Chega de dureza: dois soldados franceses baixam as armas e tiram cochilo perto de campo de pouso de aviões
Normalmente, o fracasso da recém-empreendida Ofensiva Nivelle no rio Aisne seria apenas mais uma derrota a ser acrescentada no caderninho de débâcles do vacilante exército francês nesta grande guerra. Desta vez, porém, a derrota parece se desdobrar em consequências não previstas pelo alto-comando militar da França. Inconformados com a disparidade entre a vitória fácil cantada pelos comandantes (que haviam garantido um tranquilo avanço de 9 quilômetros em só dois dias), e a hedionda realidade enfrentada no campo de batalha - em 12 dias, quase 100.000 baixas foram registradas, com 30.000 mortos, e o avanço foi de apenas 500 metros -, os soldados dão indícios de um princípio de motim nas fileiras gaulesas.
Extra-oficialmente, apesar da disposição em proteger a pátria de ataques inimigos, uma fatia enorme do exército, que pode chegar até a metade das cerca de 100 divisões disponíveis, garante que desobedecerá ordens e, se convocada, não se engajará em batalhas tão sangrentas quanto inúteis, sem compensação estratégica ou territorial - como boa parte das últimas contendas alimentadas pelos senhores da guerra na Europa.

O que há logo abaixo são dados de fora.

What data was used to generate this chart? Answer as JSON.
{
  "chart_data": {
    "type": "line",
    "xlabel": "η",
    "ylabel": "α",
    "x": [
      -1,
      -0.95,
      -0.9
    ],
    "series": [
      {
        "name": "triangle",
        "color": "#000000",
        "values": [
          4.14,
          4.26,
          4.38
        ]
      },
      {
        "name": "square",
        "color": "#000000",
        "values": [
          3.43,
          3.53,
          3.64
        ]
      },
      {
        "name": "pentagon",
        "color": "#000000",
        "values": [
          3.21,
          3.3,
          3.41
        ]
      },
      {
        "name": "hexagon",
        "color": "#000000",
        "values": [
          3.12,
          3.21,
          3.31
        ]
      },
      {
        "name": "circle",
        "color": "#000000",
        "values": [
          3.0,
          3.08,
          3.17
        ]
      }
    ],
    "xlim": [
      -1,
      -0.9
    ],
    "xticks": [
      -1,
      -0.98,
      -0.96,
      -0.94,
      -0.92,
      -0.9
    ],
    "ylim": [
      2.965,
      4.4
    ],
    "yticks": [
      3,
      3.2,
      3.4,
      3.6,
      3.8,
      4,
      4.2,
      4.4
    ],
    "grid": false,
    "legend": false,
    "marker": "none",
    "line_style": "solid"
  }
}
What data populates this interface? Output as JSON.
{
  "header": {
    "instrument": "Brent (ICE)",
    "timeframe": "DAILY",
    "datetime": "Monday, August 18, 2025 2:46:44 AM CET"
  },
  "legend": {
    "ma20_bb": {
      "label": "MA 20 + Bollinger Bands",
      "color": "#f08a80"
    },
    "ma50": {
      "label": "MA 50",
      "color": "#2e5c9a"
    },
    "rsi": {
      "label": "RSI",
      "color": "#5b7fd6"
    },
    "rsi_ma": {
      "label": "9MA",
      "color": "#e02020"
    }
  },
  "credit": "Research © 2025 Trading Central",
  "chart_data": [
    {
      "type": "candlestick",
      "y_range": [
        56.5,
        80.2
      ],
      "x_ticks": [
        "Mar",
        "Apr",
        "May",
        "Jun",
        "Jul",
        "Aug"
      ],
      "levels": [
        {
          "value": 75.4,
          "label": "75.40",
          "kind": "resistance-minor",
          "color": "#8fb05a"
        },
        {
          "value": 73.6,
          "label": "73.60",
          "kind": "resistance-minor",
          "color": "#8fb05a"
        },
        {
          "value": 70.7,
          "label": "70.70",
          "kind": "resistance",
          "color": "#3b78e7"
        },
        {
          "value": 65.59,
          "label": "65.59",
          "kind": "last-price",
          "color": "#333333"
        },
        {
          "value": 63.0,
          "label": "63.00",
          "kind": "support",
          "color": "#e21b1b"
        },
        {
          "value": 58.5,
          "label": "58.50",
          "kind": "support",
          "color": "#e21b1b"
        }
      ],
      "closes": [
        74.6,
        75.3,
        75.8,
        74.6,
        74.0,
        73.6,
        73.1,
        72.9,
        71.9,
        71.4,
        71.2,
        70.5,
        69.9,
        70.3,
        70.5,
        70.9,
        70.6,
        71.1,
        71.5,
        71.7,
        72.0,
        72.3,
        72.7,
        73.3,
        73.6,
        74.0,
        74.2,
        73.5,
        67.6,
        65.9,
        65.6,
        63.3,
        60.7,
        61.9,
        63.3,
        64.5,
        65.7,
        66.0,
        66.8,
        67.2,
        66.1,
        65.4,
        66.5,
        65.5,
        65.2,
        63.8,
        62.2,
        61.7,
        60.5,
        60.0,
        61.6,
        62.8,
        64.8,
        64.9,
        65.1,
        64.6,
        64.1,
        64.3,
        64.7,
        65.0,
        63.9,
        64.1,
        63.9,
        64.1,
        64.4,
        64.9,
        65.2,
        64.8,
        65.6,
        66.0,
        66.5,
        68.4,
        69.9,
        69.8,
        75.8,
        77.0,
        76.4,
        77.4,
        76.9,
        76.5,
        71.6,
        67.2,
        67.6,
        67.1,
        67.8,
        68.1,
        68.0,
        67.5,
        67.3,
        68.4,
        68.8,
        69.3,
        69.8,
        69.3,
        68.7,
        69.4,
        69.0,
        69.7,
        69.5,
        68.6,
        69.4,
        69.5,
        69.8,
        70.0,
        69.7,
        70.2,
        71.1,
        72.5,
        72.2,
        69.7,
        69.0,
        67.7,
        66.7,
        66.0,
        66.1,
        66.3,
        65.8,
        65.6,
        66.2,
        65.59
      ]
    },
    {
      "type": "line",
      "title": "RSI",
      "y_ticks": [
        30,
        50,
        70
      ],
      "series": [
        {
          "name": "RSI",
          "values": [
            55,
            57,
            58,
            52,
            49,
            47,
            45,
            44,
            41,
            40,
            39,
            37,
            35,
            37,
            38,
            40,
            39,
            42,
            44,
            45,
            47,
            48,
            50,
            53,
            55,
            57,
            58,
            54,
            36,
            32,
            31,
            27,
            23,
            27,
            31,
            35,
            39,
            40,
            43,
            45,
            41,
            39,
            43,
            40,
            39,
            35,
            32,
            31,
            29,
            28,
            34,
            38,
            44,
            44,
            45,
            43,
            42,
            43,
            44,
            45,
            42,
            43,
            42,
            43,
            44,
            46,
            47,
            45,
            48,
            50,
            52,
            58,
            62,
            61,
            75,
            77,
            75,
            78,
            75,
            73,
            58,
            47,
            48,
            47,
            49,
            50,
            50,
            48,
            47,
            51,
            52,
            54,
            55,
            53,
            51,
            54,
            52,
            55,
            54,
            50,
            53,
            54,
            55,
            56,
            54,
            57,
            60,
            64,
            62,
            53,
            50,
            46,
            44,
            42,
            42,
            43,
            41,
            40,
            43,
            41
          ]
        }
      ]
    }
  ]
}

Em um efeito dominó, o revés na batalha do Aisne acabou extravasando uma série de demandas dos combatentes: mais licenças, melhor alimentação, melhor tratamento para as famílias do soldados e o fim das injustiças e das carnificinas. Para aplacar essa animosidade latente, no último dia 29 de abril o primeiro-ministro Aristide Briand nomeou como chefe do Estado-Maior ninguém menos do que Philippe Pétain, herói da batalha de Verdun, oficial de linha dura mas conhecido por sua empatia com as tropas. Ele já prometeu licenças mais longas e regulares e maior treinamento às tropas.
Eles querem mais licenças: soldados preparam uma ceia de Natal no front
Cabotino - A influência de Pétain, inclusive, pode ser ainda mais estendida dentro do exército. Especula-se que, no caso de uma derrota definitiva em Aisne, já esperada por todos, o coronel Robert Nivelle, mentor da malograda ofensiva à qual empresta seu sobrenome, será destituído do cargo de comandante-em-chefe do Exército. E com razão, é bom acrescentar. Sua situação foi dificultada por seus próprios atos cabotinos: Nivelle espalhou aos quatro ventos que seu plano não apenas faria a França ganhar terreno, mas também a guerra - garantia que, é evidente, não está nem perto de cumprir. Mais discreto, razoável, ativo e astuto no trato com os militares, Pétain é o número um da lista.
A reação do exército à chegada do símbolo da resistência em Verdun ainda está por ser avaliada - o teste máximo acontecerá no próprio Aisne, em que milhares e milhares de soldados prometem abandonar nos próximos dias o Chemin des Dames, parte da Linha Hindemberg alemã, um dos objetivos dos franceses. O que está cristalino é que Pétain, por já ter cedido a algumas demandas dos insurgentes, avisou que não tolerará qualquer ato de sublevação ou rebeldia, a ser punido com força. O inimigo pode ser bem mais íntimo do que se supunha.